Washington (CNN) -- President Obama urged the lame duck Senate to quickly ratify the new arms control treaty with Russia, arguing that United States cannot "afford to gamble" on the need to effectively monitor that country's nuclear stockpile.
"The stakes for American national security are clear, and they are high," he said. "This is not a matter that can be delayed".
Obama called the New Strategic Arms Reduction Treaty (START) a "cornerstone" of relations between Russia and the United States and "completely in line" with a long tradition of bipartisan cooperation on arms control.
The president insisted he's confident his administration will round up the 67 Senate votes needed for ratification of the treaty.
Obama made his remarks during a White House meeting about the treaty with Vice President Joe Biden, Secretary of State Hillary Clinton, Senate Foreign Relations Committee Chairman John Kerry, D-Massachusetts, and Indiana Sen. Richard Lugar, the top Republican on the committee.
Former Secretaries of State Madeleine Albright, James Baker and Henry Kissinger were also in attendance, along with former National Security Adviser General Brent Scowcroft and former Secretaries of Defense William Cohen and William Perry.
Former Georgia Sen. Sam Nunn, a top nuclear arms control expert, also joined the meeting.
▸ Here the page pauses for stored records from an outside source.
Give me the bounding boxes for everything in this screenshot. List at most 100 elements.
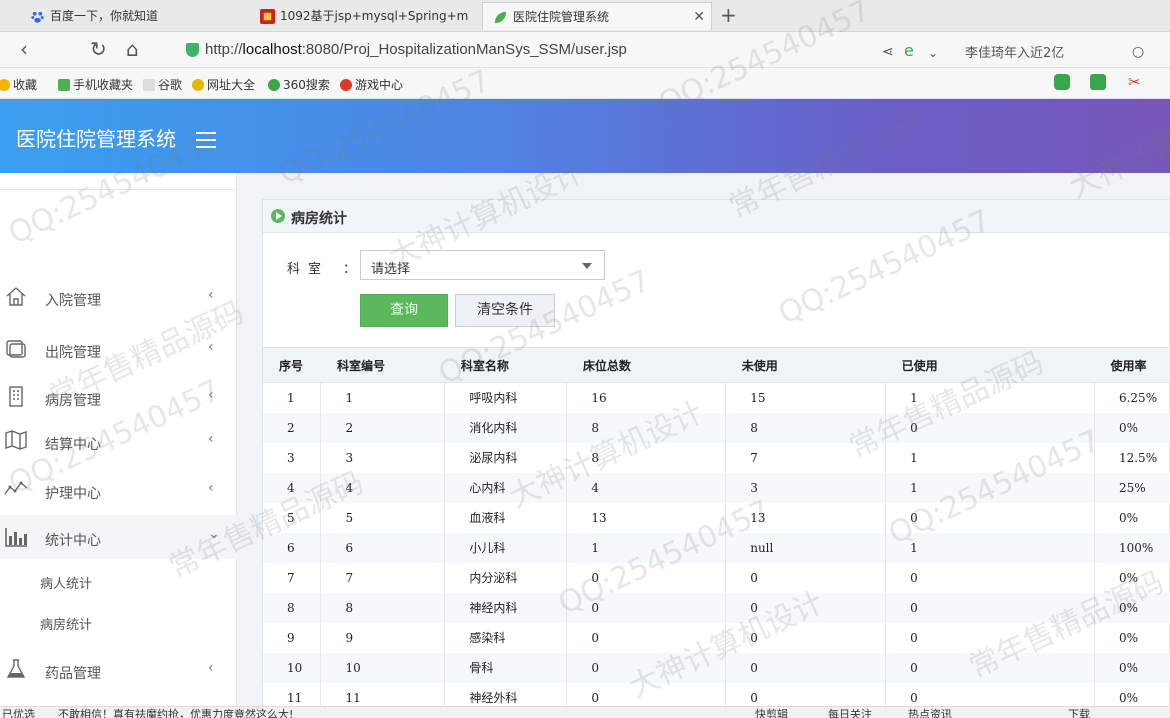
bookmark-google[interactable]: 谷歌: [143, 76, 182, 93]
table-cell: 消化内科: [444, 412, 568, 443]
reload-icon[interactable]: ↻: [90, 38, 107, 60]
copy-icon: [6, 340, 26, 358]
table-cell: 0%: [1094, 502, 1170, 533]
search-hint[interactable]: 李佳琦年入近2亿: [965, 42, 1064, 61]
table-cell: 9: [320, 622, 446, 653]
table-header-row: 序号 科室编号 科室名称 床位总数 未使用 已使用 使用率: [263, 347, 1170, 383]
status-item[interactable]: 每日关注: [828, 707, 872, 718]
url-path: :8080/Proj_HospitalizationManSys_SSM/use…: [301, 41, 627, 58]
tab-label: 医院住院管理系统: [513, 10, 610, 24]
scissors-icon[interactable]: ✂: [1128, 73, 1141, 91]
bookmark-sites[interactable]: 网址大全: [192, 76, 255, 93]
flask-icon: [6, 659, 26, 678]
caret-down-icon: [582, 263, 592, 269]
bookmark-games[interactable]: 游戏中心: [340, 76, 403, 93]
sidebar-item-admission[interactable]: 入院管理 ‹: [0, 282, 237, 312]
table-cell: 神经内科: [444, 592, 568, 623]
status-item[interactable]: 快剪辑: [755, 707, 788, 718]
table-cell: 呼吸内科: [444, 382, 568, 413]
sidebar: 入院管理 ‹ 出院管理 ‹ 病房管理 ‹ 结算中心 ‹ 护理中心 ‹ 统计中心 …: [0, 173, 237, 718]
clear-conditions-button[interactable]: 清空条件: [455, 294, 555, 327]
column-header: 科室名称: [444, 347, 567, 383]
column-header: 床位总数: [566, 347, 726, 383]
chevron-left-icon: ‹: [208, 480, 214, 496]
column-header: 已使用: [885, 347, 1095, 383]
dept-label: 科室: [287, 262, 330, 277]
table-cell: 16: [566, 382, 727, 413]
status-news[interactable]: 不敢相信！真有祛魔约抢，优惠力度竟然这么大!: [58, 707, 293, 718]
sidebar-item-statistics[interactable]: 统计中心 ⌄: [0, 515, 237, 559]
sidebar-item-drugs[interactable]: 药品管理 ‹: [0, 655, 237, 685]
table-row: 5 5 血液科 13 13 0 0%: [263, 502, 1170, 533]
app-header: 医院住院管理系统: [0, 99, 1170, 173]
table-row: 3 3 泌尿内科 8 7 1 12.5%: [263, 442, 1170, 473]
table-row: 6 6 小儿科 1 null 1 100%: [263, 532, 1170, 563]
table-cell: 7: [320, 562, 446, 593]
new-tab-icon[interactable]: +: [720, 2, 737, 28]
table-cell: 15: [725, 382, 887, 413]
table-cell: 小儿科: [444, 532, 568, 563]
ward-stats-panel: 病房统计 科室 ： 请选择 查询 清空条件 序号 科室编号 科室名称 床位总数 …: [262, 199, 1170, 718]
dept-colon: ：: [343, 262, 357, 277]
sidebar-item-settlement[interactable]: 结算中心 ‹: [0, 426, 237, 456]
chevron-left-icon: ‹: [208, 339, 214, 355]
column-header: 科室编号: [320, 347, 445, 383]
chevron-left-icon: ‹: [208, 287, 214, 303]
search-icon[interactable]: ○: [1132, 41, 1144, 63]
table-cell: 1: [263, 382, 322, 413]
table-cell: 9: [263, 622, 322, 653]
table-cell: 0: [725, 592, 887, 623]
browser-tab-project[interactable]: 1092基于jsp+mysql+Spring+m: [250, 2, 482, 30]
table-cell: 100%: [1094, 532, 1170, 563]
table-cell: 4: [263, 472, 322, 503]
table-cell: 0: [725, 622, 887, 653]
translate-icon[interactable]: [1090, 74, 1106, 90]
status-item[interactable]: 下载: [1068, 707, 1090, 718]
sidebar-subitem-ward-stats[interactable]: 病房统计: [40, 614, 92, 633]
table-row: 7 7 内分泌科 0 0 0 0%: [263, 562, 1170, 593]
bookmark-mobile[interactable]: 手机收藏夹: [58, 76, 133, 93]
chevron-down-icon[interactable]: ⌄: [928, 42, 938, 64]
tab-close-icon[interactable]: ✕: [693, 3, 705, 30]
home-icon[interactable]: ⌂: [126, 38, 139, 60]
table-cell: 0: [885, 592, 1095, 623]
play-circle-icon: [271, 209, 285, 223]
table-cell: 6.25%: [1094, 382, 1170, 413]
back-icon[interactable]: ‹: [20, 38, 28, 60]
chat-icon[interactable]: [1054, 74, 1070, 90]
table-cell: 0: [566, 562, 727, 593]
table-cell: 12.5%: [1094, 442, 1170, 473]
table-cell: 0%: [1094, 652, 1170, 683]
table-cell: 4: [320, 472, 446, 503]
browser-tab-active[interactable]: 医院住院管理系统 ✕: [482, 2, 712, 30]
browser-nav-bar: ‹ ↻ ⌂ http://localhost:8080/Proj_Hospita…: [0, 32, 1170, 68]
tab-label: 百度一下，你就知道: [50, 9, 159, 23]
table-cell: 2: [263, 412, 322, 443]
share-icon[interactable]: ⋖: [882, 41, 894, 63]
table-cell: 7: [263, 562, 322, 593]
menu-toggle-icon[interactable]: [196, 132, 216, 148]
table-cell: 0: [885, 412, 1095, 443]
bookmark-360[interactable]: 360搜索: [268, 76, 330, 93]
table-cell: 内分泌科: [444, 562, 568, 593]
status-item[interactable]: 热点资讯: [908, 707, 952, 718]
table-cell: 泌尿内科: [444, 442, 568, 473]
table-cell: 0: [566, 622, 727, 653]
ie-mode-icon[interactable]: e: [904, 40, 914, 62]
sidebar-item-nursing[interactable]: 护理中心 ‹: [0, 475, 237, 505]
chevron-left-icon: ‹: [208, 431, 214, 447]
sidebar-subitem-patient-stats[interactable]: 病人统计: [40, 573, 92, 592]
tab-label: 1092基于jsp+mysql+Spring+m: [280, 9, 469, 23]
dept-select[interactable]: 请选择: [360, 250, 605, 280]
sidebar-item-discharge[interactable]: 出院管理 ‹: [0, 334, 237, 364]
panel-title: 病房统计: [291, 211, 347, 227]
sidebar-item-ward[interactable]: 病房管理 ‹: [0, 382, 237, 412]
column-header: 未使用: [725, 347, 886, 383]
query-button[interactable]: 查询: [360, 294, 448, 327]
table-cell: 0: [885, 652, 1095, 683]
browser-tab-baidu[interactable]: 百度一下，你就知道: [20, 2, 248, 30]
bookmark-favorites[interactable]: 收藏: [0, 76, 37, 93]
table-cell: 3: [320, 442, 446, 473]
address-bar[interactable]: http://localhost:8080/Proj_Hospitalizati…: [205, 41, 627, 58]
table-cell: 8: [320, 592, 446, 623]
If approved, the treaty would restart mutual inspections while limiting the United States and Russia to 1,550 warheads and 700 launchers each.
Ten Republican senators-elect, however, moved to counter the White House push, sending a letter Thursday to Senate Majority Leader Harry Reid, D-Nevada, urging a delay in consideration of the treaty until the new Congress convenes early next year.